Fighting for Country and Beethoven
Reader's Digest US|June 2021
During a stressful time, a National Guardsman still finds a way to lead his class
By Sydney Page
Fighting for Country and Beethoven

Watching Sergeant Kohut teach music has “given me hope,” says a fellow guardsman.

Sgt. Jacob Kohut finally had some downtime during his 12-hour shift standing guard outside the U.S. Capitol. He could have spent his lone break napping or cracking jokes with fellow National Guardsmen. Instead, he sat in the back of a Humvee, flute in hand, teaching students via his laptop how to play Beethoven’s “Ode to Joy.”
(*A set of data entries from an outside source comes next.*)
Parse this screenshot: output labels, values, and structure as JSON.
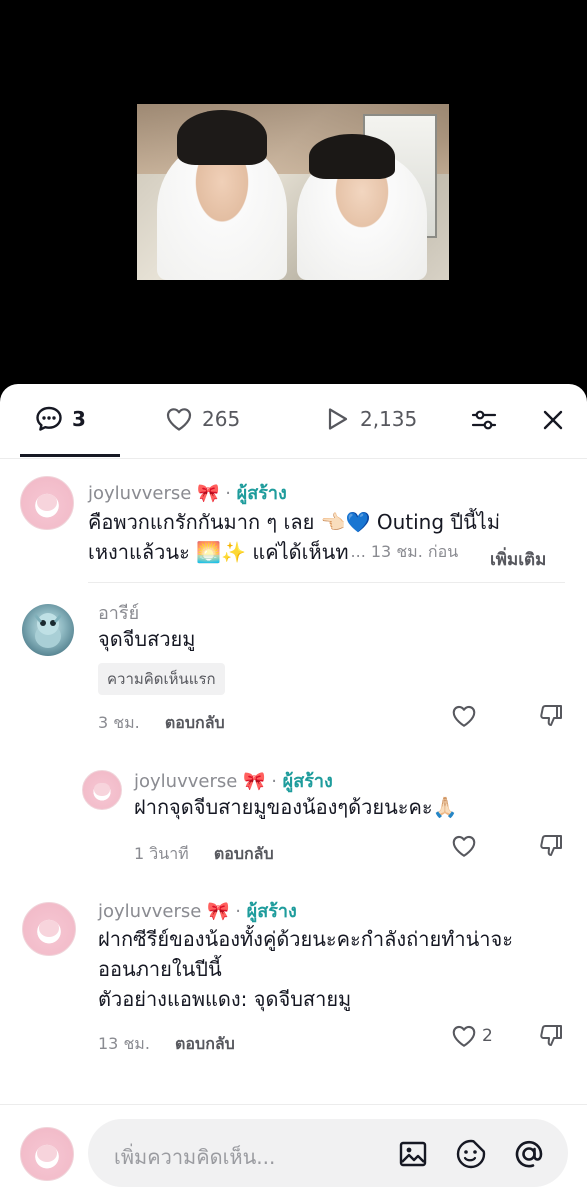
{
  "tabs": {
    "comments_count": "3",
    "likes_count": "265",
    "plays_count": "2,135"
  },
  "comments": [
    {
      "username": "joyluvverse",
      "emoji": "🎀",
      "badge": "ผู้สร้าง",
      "text_line1": "คือพวกแกรักกันมาก ๆ เลย 👈🏻💙 Outing ปีนี้ไม่",
      "text_line2": "เหงาแล้วนะ 🌅✨ แค่ได้เห็นท",
      "time": "... 13 ชม. ก่อน",
      "more": "เพิ่มเติม"
    },
    {
      "username": "อารีย์",
      "text": "จุดจีบสวยมู",
      "tag": "ความคิดเห็นแรก",
      "time": "3 ชม.",
      "reply": "ตอบกลับ",
      "replies": [
        {
          "username": "joyluvverse",
          "emoji": "🎀",
          "badge": "ผู้สร้าง",
          "text": "ฝากจุดจีบสายมูของน้องๆด้วยนะคะ🙏🏻",
          "time": "1 วินาที",
          "reply": "ตอบกลับ"
        }
      ]
    },
    {
      "username": "joyluvverse",
      "emoji": "🎀",
      "badge": "ผู้สร้าง",
      "text_line1": "ฝากซีรีย์ของน้องทั้งคู่ด้วยนะคะกำลังถ่ายทำน่าจะ",
      "text_line2": "ออนภายในปีนี้",
      "text_line3": "ตัวอย่างแอพแดง: จุดจีบสายมู",
      "time": "13 ชม.",
      "reply": "ตอบกลับ",
      "likes": "2"
    }
  ],
  "input": {
    "placeholder": "เพิ่มความคิดเห็น..."
  },
  "colors": {
    "creator_badge": "#1e9c9c",
    "background_top": "#000000",
    "sheet": "#ffffff"
  },
  "icons": [
    "comment-icon",
    "heart-icon",
    "play-icon",
    "filter-icon",
    "close-icon",
    "thumbs-down-icon",
    "image-icon",
    "sticker-icon",
    "at-icon"
  ]
}
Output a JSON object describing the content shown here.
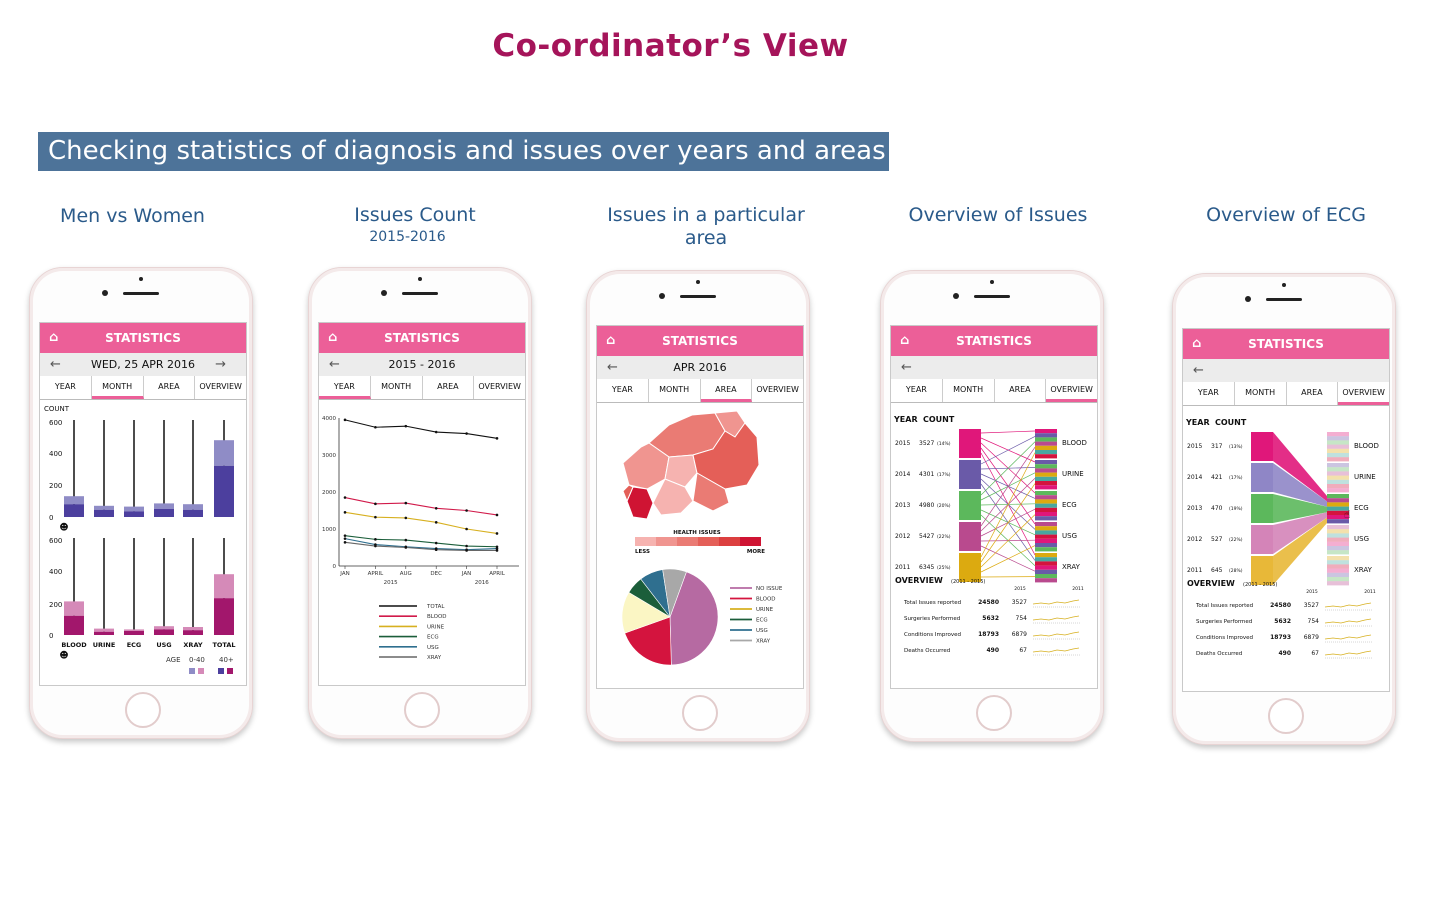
{
  "page_title": "Co-ordinator’s View",
  "banner_text": "Checking statistics of diagnosis and issues over years and areas",
  "screens": [
    {
      "section_title": "Men vs Women",
      "header_title": "STATISTICS",
      "subheader": "WED, 25 APR 2016",
      "tabs": [
        "YEAR",
        "MONTH",
        "AREA",
        "OVERVIEW"
      ],
      "active_tab": "MONTH",
      "chart_data": {
        "type": "bar",
        "ylabel": "COUNT",
        "categories": [
          "BLOOD",
          "URINE",
          "ECG",
          "USG",
          "XRAY",
          "TOTAL"
        ],
        "y_ticks": [
          "600",
          "400",
          "200",
          "0",
          "600",
          "400",
          "200",
          "0"
        ],
        "men": {
          "age_0_40": [
            80,
            45,
            35,
            50,
            45,
            320
          ],
          "age_40_plus": [
            130,
            70,
            65,
            85,
            80,
            480
          ]
        },
        "women": {
          "age_0_40": [
            120,
            20,
            25,
            35,
            30,
            230
          ],
          "age_40_plus": [
            210,
            40,
            35,
            55,
            50,
            380
          ]
        },
        "legend_title": "AGE",
        "legend_labels": [
          "0-40",
          "40+"
        ],
        "colors": {
          "men_light": "#8f8cc6",
          "men_dark": "#4c3f9e",
          "women_light": "#d58ab8",
          "women_dark": "#a2176c"
        }
      }
    },
    {
      "section_title": "Issues Count",
      "section_subtitle": "2015-2016",
      "header_title": "STATISTICS",
      "subheader": "2015 - 2016",
      "tabs": [
        "YEAR",
        "MONTH",
        "AREA",
        "OVERVIEW"
      ],
      "active_tab": "YEAR",
      "chart_data": {
        "type": "line",
        "x": [
          "JAN",
          "APRIL",
          "AUG",
          "DEC",
          "JAN",
          "APRIL"
        ],
        "x_groups": [
          "2015",
          "2016"
        ],
        "y_ticks": [
          "4000",
          "3000",
          "2000",
          "1000",
          "0"
        ],
        "ylim": [
          0,
          4000
        ],
        "series": [
          {
            "name": "TOTAL",
            "color": "#111111",
            "values": [
              3950,
              3750,
              3780,
              3620,
              3580,
              3450
            ]
          },
          {
            "name": "BLOOD",
            "color": "#d11a4a",
            "values": [
              1850,
              1680,
              1700,
              1560,
              1500,
              1380
            ]
          },
          {
            "name": "URINE",
            "color": "#d7b020",
            "values": [
              1450,
              1320,
              1300,
              1180,
              1000,
              880
            ]
          },
          {
            "name": "ECG",
            "color": "#1b5e3a",
            "values": [
              820,
              720,
              700,
              620,
              540,
              520
            ]
          },
          {
            "name": "USG",
            "color": "#2f6f8f",
            "values": [
              740,
              580,
              520,
              470,
              440,
              470
            ]
          },
          {
            "name": "XRAY",
            "color": "#666666",
            "values": [
              640,
              540,
              500,
              440,
              420,
              420
            ]
          }
        ]
      }
    },
    {
      "section_title": "Issues in a particular area",
      "header_title": "STATISTICS",
      "subheader": "APR 2016",
      "tabs": [
        "YEAR",
        "MONTH",
        "AREA",
        "OVERVIEW"
      ],
      "active_tab": "AREA",
      "map_label": "HEALTH ISSUES",
      "scale_less": "LESS",
      "scale_more": "MORE",
      "scale_colors": [
        "#f6b3b0",
        "#f09590",
        "#ea7b74",
        "#e45f58",
        "#dc3f3f",
        "#cf1433"
      ],
      "chart_data": {
        "type": "pie",
        "labels": [
          "NO ISSUE",
          "BLOOD",
          "URINE",
          "ECG",
          "USG",
          "XRAY"
        ],
        "values": [
          44,
          20,
          14,
          6,
          8,
          8
        ],
        "colors": [
          "#b66aa2",
          "#d4143e",
          "#fbf6c4",
          "#1b5e3a",
          "#2f6f8f",
          "#a8a8a8"
        ]
      }
    },
    {
      "section_title": "Overview of Issues",
      "header_title": "STATISTICS",
      "tabs": [
        "YEAR",
        "MONTH",
        "AREA",
        "OVERVIEW"
      ],
      "active_tab": "OVERVIEW",
      "col_year": "YEAR",
      "col_count": "COUNT",
      "rows": [
        {
          "year": "2015",
          "count": "3527",
          "pct": "(14%)"
        },
        {
          "year": "2014",
          "count": "4301",
          "pct": "(17%)"
        },
        {
          "year": "2013",
          "count": "4980",
          "pct": "(20%)"
        },
        {
          "year": "2012",
          "count": "5427",
          "pct": "(22%)"
        },
        {
          "year": "2011",
          "count": "6345",
          "pct": "(25%)"
        }
      ],
      "categories": [
        "BLOOD",
        "URINE",
        "ECG",
        "USG",
        "XRAY"
      ],
      "year_colors": [
        "#e0177a",
        "#6a5aa8",
        "#5cb85c",
        "#b94a8e",
        "#dcaa10"
      ],
      "overview_title": "OVERVIEW",
      "overview_range": "(2011 - 2015)",
      "spark_years": [
        "2015",
        "2011"
      ],
      "stats": [
        {
          "label": "Total Issues reported",
          "value": "24580",
          "recent": "3527"
        },
        {
          "label": "Surgeries Performed",
          "value": "5632",
          "recent": "754"
        },
        {
          "label": "Conditions Improved",
          "value": "18793",
          "recent": "6879"
        },
        {
          "label": "Deaths Occurred",
          "value": "490",
          "recent": "67"
        }
      ]
    },
    {
      "section_title": "Overview of ECG",
      "header_title": "STATISTICS",
      "tabs": [
        "YEAR",
        "MONTH",
        "AREA",
        "OVERVIEW"
      ],
      "active_tab": "OVERVIEW",
      "col_year": "YEAR",
      "col_count": "COUNT",
      "rows": [
        {
          "year": "2015",
          "count": "317",
          "pct": "(13%)"
        },
        {
          "year": "2014",
          "count": "421",
          "pct": "(17%)"
        },
        {
          "year": "2013",
          "count": "470",
          "pct": "(19%)"
        },
        {
          "year": "2012",
          "count": "527",
          "pct": "(22%)"
        },
        {
          "year": "2011",
          "count": "645",
          "pct": "(28%)"
        }
      ],
      "categories": [
        "BLOOD",
        "URINE",
        "ECG",
        "USG",
        "XRAY"
      ],
      "year_colors": [
        "#e0177a",
        "#8f86c6",
        "#5cb85c",
        "#d484b8",
        "#e8b838"
      ],
      "overview_title": "OVERVIEW",
      "overview_range": "(2011 - 2015)",
      "spark_years": [
        "2015",
        "2011"
      ],
      "stats": [
        {
          "label": "Total Issues reported",
          "value": "24580",
          "recent": "3527"
        },
        {
          "label": "Surgeries Performed",
          "value": "5632",
          "recent": "754"
        },
        {
          "label": "Conditions Improved",
          "value": "18793",
          "recent": "6879"
        },
        {
          "label": "Deaths Occurred",
          "value": "490",
          "recent": "67"
        }
      ]
    }
  ]
}
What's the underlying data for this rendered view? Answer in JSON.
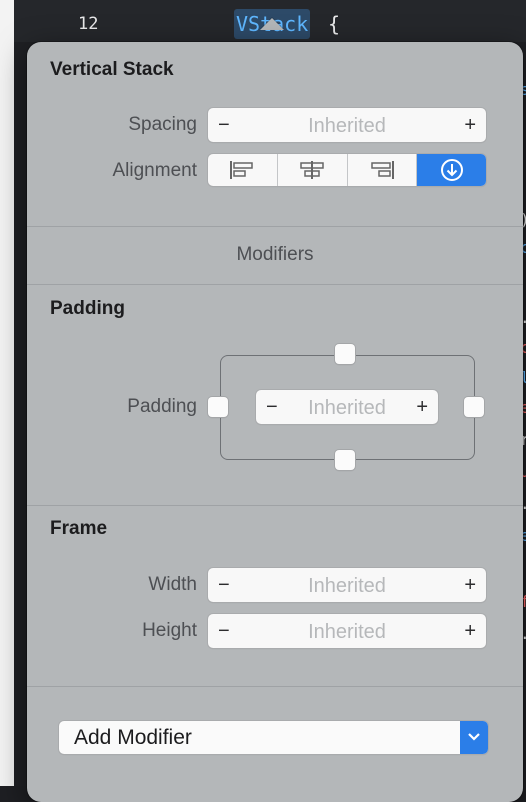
{
  "editor": {
    "line_number": "12",
    "code_keyword": "VStack",
    "code_brace": "{"
  },
  "popover": {
    "vertical_stack": {
      "title": "Vertical Stack",
      "spacing_label": "Spacing",
      "spacing_value": "Inherited",
      "alignment_label": "Alignment",
      "alignment_options": [
        {
          "icon": "align-leading-icon",
          "selected": false
        },
        {
          "icon": "align-center-icon",
          "selected": false
        },
        {
          "icon": "align-trailing-icon",
          "selected": false
        },
        {
          "icon": "arrow-down-circle-icon",
          "selected": true
        }
      ]
    },
    "modifiers_label": "Modifiers",
    "padding": {
      "title": "Padding",
      "label": "Padding",
      "value": "Inherited"
    },
    "frame": {
      "title": "Frame",
      "width_label": "Width",
      "width_value": "Inherited",
      "height_label": "Height",
      "height_value": "Inherited"
    },
    "add_modifier": {
      "label": "Add Modifier"
    }
  },
  "colors": {
    "accent": "#2b7ee8",
    "popover_bg": "#b4b7b9",
    "editor_bg": "#1f2024",
    "keyword": "#5fb7ff"
  }
}
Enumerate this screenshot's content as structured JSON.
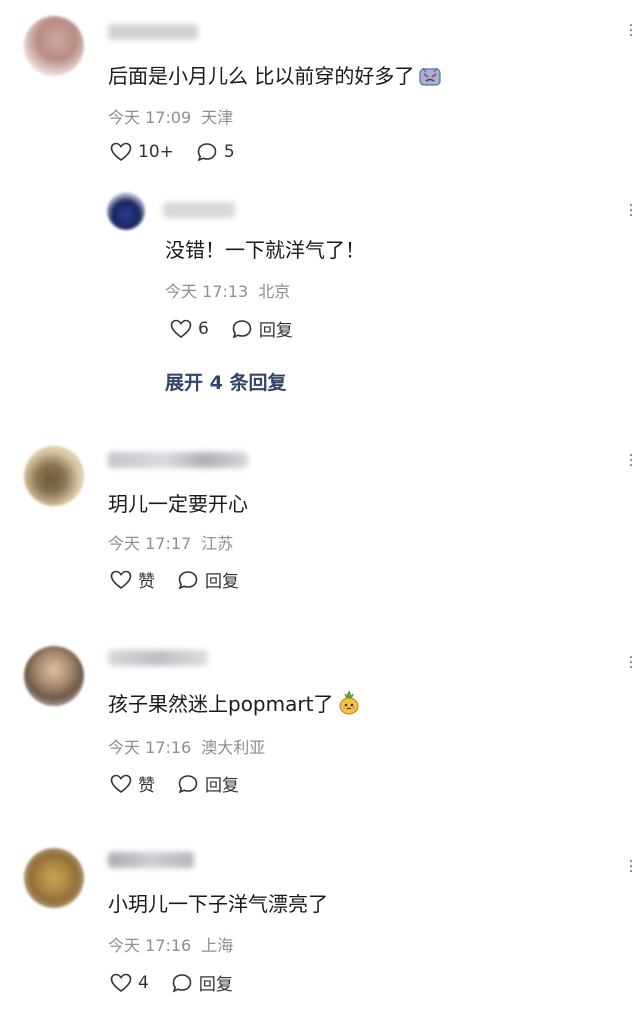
{
  "comments": [
    {
      "content": "后面是小月儿么 比以前穿的好多了",
      "emoji": "crying-face-emoji",
      "time": "今天 17:09",
      "location": "天津",
      "likes": "10+",
      "replies": "5",
      "reply": {
        "content": "没错！一下就洋气了！",
        "time": "今天 17:13",
        "location": "北京",
        "likes": "6",
        "reply_label": "回复"
      },
      "expand_label": "展开 4 条回复"
    },
    {
      "content": "玥儿一定要开心",
      "time": "今天 17:17",
      "location": "江苏",
      "likes": "赞",
      "replies": "回复"
    },
    {
      "content": "孩子果然迷上popmart了",
      "emoji": "pineapple-face-emoji",
      "time": "今天 17:16",
      "location": "澳大利亚",
      "likes": "赞",
      "replies": "回复"
    },
    {
      "content": "小玥儿一下子洋气漂亮了",
      "time": "今天 17:16",
      "location": "上海",
      "likes": "4",
      "replies": "回复"
    }
  ],
  "icons": {
    "like": "heart-outline-icon",
    "comment": "speech-bubble-icon",
    "more": "vertical-dots-icon"
  },
  "colors": {
    "text": "#1a1a1a",
    "meta": "#8a8f99",
    "expand": "#31456a"
  }
}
Kohut, 35, was one of the more than 20,000 troops providing security ahead of then-President-elect Joe Biden’s inauguration in January. That meant he was on double duty, as an active member of the National Guard and as a dedicated school band teacher.

“I’m a soldier for the Guard, but I’m as much a soldier for music education,” he says.

Kohut has been in the military for 11 years as part of the 257th Army Band, playing the bassoon and saxophone. He also has been a band teacher for more than a decade, and for the past five years, he’s taught music at two Fairfax County, Virginia, schools—Canterbury Woods Elementary School in the morning and Frost Middle School in the afternoon.